RKOwens4 said:Homework Statement
The title really says it all. Find the area of the region inside r=6sin(theta) but outside r=3.
Homework Equations
The Attempt at a Solution
I first found the x values where the two curves intersect and came up with .52359877 and 2.61799388. I then integrated 6sin(theta) (or, -6cos(theta)) from .52359877 to 2.61799388. The answer I got was 10.3923, but that's incorrect.
In polar coordinates, r represents the distance from the origin and theta represents the angle. Therefore, r=6sin(theta) is a polar equation that describes a circle with a radius of 6 units centered at the origin, and r=3 describes a smaller circle with a radius of 3 units also centered at the origin.
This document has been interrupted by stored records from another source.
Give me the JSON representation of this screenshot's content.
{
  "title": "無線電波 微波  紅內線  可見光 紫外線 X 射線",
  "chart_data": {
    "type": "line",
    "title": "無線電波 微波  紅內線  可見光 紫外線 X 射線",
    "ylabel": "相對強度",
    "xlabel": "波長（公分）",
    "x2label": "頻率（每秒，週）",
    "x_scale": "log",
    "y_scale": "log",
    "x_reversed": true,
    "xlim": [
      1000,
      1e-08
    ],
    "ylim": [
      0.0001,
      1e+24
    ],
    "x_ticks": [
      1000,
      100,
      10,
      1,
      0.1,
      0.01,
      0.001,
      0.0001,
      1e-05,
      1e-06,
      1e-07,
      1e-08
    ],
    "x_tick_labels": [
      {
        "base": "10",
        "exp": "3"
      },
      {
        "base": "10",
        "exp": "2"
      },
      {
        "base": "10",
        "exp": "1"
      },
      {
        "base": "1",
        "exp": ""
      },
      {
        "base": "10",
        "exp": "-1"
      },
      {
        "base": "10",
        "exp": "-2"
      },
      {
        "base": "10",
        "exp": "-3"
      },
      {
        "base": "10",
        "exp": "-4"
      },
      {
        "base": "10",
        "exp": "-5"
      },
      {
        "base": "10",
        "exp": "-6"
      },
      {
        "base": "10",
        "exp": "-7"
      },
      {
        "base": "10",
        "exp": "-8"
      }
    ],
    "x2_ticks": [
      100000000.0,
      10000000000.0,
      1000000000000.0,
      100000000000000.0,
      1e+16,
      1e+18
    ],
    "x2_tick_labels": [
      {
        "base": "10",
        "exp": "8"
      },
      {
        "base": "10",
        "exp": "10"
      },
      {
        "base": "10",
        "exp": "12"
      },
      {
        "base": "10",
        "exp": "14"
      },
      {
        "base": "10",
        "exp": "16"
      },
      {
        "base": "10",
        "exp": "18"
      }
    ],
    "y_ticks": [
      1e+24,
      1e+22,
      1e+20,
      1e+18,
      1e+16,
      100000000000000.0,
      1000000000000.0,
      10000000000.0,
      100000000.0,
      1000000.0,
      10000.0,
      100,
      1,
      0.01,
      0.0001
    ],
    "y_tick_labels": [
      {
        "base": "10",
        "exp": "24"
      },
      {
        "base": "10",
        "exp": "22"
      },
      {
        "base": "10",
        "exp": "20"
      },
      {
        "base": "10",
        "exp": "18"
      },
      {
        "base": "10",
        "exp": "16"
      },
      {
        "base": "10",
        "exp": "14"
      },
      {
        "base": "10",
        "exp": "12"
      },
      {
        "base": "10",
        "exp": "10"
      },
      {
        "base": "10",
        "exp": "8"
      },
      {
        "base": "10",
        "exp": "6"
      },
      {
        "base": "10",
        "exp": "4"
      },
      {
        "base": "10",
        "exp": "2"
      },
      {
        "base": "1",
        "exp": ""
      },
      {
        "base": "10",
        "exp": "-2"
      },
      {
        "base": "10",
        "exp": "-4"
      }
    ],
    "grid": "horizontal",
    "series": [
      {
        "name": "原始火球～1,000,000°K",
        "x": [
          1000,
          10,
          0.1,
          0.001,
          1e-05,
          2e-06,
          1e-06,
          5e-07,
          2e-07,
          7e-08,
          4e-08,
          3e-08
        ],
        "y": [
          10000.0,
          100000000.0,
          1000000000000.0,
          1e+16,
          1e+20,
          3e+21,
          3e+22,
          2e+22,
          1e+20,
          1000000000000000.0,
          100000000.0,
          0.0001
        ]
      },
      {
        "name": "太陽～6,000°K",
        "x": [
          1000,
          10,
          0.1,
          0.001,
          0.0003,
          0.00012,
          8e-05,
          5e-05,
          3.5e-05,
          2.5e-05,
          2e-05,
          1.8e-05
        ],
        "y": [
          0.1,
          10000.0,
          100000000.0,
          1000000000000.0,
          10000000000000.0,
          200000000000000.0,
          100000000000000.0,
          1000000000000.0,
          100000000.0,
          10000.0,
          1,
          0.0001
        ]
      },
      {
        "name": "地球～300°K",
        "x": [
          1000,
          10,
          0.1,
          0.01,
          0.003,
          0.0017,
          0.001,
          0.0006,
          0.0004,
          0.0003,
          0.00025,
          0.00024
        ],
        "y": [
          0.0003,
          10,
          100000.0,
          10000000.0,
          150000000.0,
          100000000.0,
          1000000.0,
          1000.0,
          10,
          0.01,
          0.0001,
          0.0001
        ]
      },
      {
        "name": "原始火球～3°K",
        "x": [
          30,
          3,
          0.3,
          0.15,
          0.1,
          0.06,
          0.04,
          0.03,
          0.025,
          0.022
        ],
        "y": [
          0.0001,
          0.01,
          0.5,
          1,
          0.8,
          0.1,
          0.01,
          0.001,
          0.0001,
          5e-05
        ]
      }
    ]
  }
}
The area inside r=6sin(theta) but outside r=3 is the area of the annulus (or ring) formed by the two circles. This can be calculated by subtracting the area of the smaller circle from the area of the larger circle, which gives an area of 27π square units.
The area of a circle is given by the formula A=πr^2, where r is the radius. To calculate the area of the annulus, we can use the formula A=π(R^2-r^2), where R is the radius of the larger circle and r is the radius of the smaller circle. In this case, R=6 and r=3, so the area is A=π(36-9)=27π square units.
The values of r=6sin(theta) and r=3 represent the radii of the two circles that make up the annulus. These values determine the size and shape of the annulus and are important in calculating the area and other properties of the region.
Yes, this equation can be applied to other shapes or regions that can be described using polar coordinates. However, the specific values of r=6sin(theta) and r=3 will change for different shapes or regions. The concept of finding the area inside one shape but outside another can also be applied to other coordinate systems, such as Cartesian coordinates.